Consistent with Stajkovic et al. (2018), this study found that personality traits and financial self-efficacy (FSE) beliefs were relevant to EIP use within an adverse, novel, and ambiguous environment. A notable finding was that FSE and conscientiousness emerged as the most robust predictors of EIP use across all categories of financial behavior, which is consistent with existing research for FSE & financial behavior (e.g., Asebedo, 2018; Lown, 2011). Therefore, FSE and conscientiousness are important psychological characteristics relevant to financial behavior that may lead to greater financial preparedness and capacity for spending flexibility during crisis and uncertainty. While personality traits are relatively stable, they are not immune to intervention and change, such that those low in conscientiousness might exhibit more conscientious behavior with their money over time (Bleidorn et al., 2019). FSE can also be cultivated and strengthened through intervention (Bandura, 1997). Last, while the COVID-19 pandemic has had a disproportionate effect on the population (Kantamneni, 2020), psychological characteristics remained significant within the analysis after controlling for these sociodemographic and economic attributes. Therefore, consistent with Stajkovic et al. (2018) and Bleidorn et al. (2019), this study contributes to the literature with evidence that personality traits and FSE explain differences in human behavior that persist within a crisis environment and potentially affect how individuals cope with financial disruptions and challenging circumstances.
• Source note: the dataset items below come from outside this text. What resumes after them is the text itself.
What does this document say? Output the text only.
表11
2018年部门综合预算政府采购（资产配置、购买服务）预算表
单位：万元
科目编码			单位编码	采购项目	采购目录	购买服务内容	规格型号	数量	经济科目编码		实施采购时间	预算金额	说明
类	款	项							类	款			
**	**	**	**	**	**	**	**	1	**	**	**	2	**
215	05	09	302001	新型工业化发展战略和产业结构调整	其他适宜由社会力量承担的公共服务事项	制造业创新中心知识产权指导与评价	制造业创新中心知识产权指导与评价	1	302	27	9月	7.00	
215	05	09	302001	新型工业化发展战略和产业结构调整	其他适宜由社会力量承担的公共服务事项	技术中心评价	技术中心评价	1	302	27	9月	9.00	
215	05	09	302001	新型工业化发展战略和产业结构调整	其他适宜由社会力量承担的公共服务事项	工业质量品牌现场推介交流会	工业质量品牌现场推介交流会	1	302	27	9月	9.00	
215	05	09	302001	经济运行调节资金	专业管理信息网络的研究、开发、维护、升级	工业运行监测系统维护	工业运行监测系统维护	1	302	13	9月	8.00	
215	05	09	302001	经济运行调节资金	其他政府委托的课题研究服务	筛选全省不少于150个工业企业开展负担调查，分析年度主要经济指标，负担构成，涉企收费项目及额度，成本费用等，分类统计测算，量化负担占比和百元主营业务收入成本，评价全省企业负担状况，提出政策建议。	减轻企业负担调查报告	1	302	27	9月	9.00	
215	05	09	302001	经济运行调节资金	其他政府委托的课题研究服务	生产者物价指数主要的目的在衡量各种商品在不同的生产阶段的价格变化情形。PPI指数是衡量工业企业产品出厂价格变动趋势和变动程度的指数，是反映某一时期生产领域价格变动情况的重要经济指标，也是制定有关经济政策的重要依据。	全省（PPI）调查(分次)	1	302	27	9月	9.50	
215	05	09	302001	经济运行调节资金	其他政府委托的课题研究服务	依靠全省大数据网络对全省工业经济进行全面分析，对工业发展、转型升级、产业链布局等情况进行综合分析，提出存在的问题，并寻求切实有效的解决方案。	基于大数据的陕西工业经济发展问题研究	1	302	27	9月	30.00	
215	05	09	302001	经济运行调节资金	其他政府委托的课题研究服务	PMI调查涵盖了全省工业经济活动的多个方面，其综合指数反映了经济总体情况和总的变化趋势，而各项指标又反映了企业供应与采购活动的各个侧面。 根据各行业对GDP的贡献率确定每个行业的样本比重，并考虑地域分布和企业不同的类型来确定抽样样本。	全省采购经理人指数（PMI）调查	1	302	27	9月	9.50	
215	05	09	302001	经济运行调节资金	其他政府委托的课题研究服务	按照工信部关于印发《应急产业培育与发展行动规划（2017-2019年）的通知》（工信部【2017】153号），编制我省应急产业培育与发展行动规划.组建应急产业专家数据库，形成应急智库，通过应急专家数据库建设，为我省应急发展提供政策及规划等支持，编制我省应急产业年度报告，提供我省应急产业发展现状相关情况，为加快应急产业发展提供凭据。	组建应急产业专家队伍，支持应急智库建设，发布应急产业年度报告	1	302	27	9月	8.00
From a personal finance perspective, the combined findings point to the need for holistic financial and psychological interventions during times of stability to strengthen conscientious financial behavior and financial literacy—a combination of financial knowledge, financial skill, and financial self-efficacy (Warmath & Zimmerman, 2019)—so that families can absorb financial shocks, weather adversity, and have the flexibility for decision making (e.g., spend vs. save) during crisis and uncertainty. From a policy perspective, this study raises awareness that psychological attributes explain variability in stimulus payment use, which points to two potential policy implications. First, research shows that those with greater conscientiousness tend to have more available financial resources due to habitual saving behaviors (e.g., Brown & Taylor, 2014; Donnelly et al., 2012; Duckworth et al., 2007; Gladstone et al., 2019; Mosca & McCrory, 2016). In this study, those with a stronger conscientiousness trait exhibited more variation in their EIP use. They were associated with spending on wants, less on needs, and saving and debt reduction behaviors. This result, combined with existing research that shows those with a more positive economic outlook were more likely to spend (Asebedo et al., 2020), suggests a two-pronged policy approach might effectively generate more consumer EIP spending: (a) strengthen policy and research funding for holistic (financial and psychological) financial literacy interventions that reach a broad population of U.S. adults to improve households’ financial resources and flexibility during a stable environment, and (b) during crisis environments, implement policy and public messaging that instill a sense of confidence in personal economic security and recovery. The second implication suggests that policymakers should not expect the broader population to behave as expected to reactionary policy delivered in a crisis environment given population variance in psychological attributes and financial circumstances. Therefore, pre-crisis intervention, policy, and planning are necessary to generate more predictable behaviors from stimulus payment programs when a crisis inevitably unfolds in the future.